Relative expression of immunolocalized connexins 40 and 43 correlates with human atrial conduction properties

OBJECTIVES The aim of this study was to determine the relationship between immunolocalized gap-junctional proteins and human atrial conduction. BACKGROUND As a determinant of intercellular conductance, gap-junctional coupling is considered to influence myocardial conduction velocity. This study tested the hypothesis that the quantity of immunodetectable atrial gap-junctional proteins, connexin40 (Cx40) and connexin43 (Cx43), are related to atrial conduction velocity in humans. METHODS Epicardial mapping was performed on 16 patients undergoing cardiac surgery using an array of 56 unipolar electrodes. The conduction velocity was measured over the right atrial free wall during sinus rhythm and at a paced cycle length 500 ms. A biopsy front this region was excised for quantitative confocal immunodetection of Cx40 and Cx43. RESULTS There was no correlation between conduction velocity and Cx43 signal or total connexin signal (Cx40 + Cx43). Connexin40 signal was inversely correlated with conduction velocity (p = 0.036).
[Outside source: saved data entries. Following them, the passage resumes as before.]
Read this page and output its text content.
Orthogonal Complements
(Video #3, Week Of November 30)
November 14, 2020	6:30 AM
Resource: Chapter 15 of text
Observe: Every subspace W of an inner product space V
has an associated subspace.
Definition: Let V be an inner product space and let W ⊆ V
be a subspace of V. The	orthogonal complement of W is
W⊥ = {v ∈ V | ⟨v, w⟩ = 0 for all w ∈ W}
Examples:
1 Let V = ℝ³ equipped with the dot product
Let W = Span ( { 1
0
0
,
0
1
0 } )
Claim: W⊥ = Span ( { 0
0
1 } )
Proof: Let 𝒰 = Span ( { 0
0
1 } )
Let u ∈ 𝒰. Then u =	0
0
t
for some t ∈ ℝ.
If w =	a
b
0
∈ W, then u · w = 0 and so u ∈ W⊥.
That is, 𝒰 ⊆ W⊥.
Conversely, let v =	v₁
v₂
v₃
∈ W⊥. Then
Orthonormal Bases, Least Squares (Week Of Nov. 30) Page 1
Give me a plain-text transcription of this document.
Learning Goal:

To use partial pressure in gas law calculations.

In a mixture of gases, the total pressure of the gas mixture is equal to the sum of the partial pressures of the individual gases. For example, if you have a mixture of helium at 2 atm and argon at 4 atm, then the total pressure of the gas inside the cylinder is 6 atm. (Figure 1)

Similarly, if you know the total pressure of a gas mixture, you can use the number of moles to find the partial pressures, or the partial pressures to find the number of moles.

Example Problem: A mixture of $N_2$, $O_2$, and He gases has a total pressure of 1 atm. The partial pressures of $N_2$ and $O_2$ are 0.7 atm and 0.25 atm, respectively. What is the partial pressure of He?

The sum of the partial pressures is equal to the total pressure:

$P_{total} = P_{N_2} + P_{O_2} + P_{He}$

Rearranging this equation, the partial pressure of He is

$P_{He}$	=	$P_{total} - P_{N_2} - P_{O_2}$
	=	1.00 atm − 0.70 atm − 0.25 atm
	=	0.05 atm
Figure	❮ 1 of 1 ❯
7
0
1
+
However, the relative quantity of connexin immunolabeling (expressed as Cx40/[CX40+Cx43] or the inverse equivalent Cx43/[CX40+Cx43]) was strongly associated with conduction velocity during sinus rhythm, such that, as the proportion of Cx40 signal increased (and that for Cx43 decreased), the conduction velocity decreased (p < 0.005, r = -0.66). Furthermore, with paced atrial activation at 500 ms cycle length, the relative quantity of connexin labeling (Cx40/[CX40+Cx43]) correlated with the rate-related change in atrial conduction velocity (p < 0.02, r = 0.59). CONCLUSIONS In human right atrium, conduction velocity is inversely related to immunodetectable Cx40 levels. The relative level of connexins 40 and 43 signal is strongly associated with atrial conduction properties, suggesting that interactions between the two connexins may result in novel coupling properties. (J Am Coll Cardiol 2002;39:116-23) (C) 2002 by the American College of Cardiology.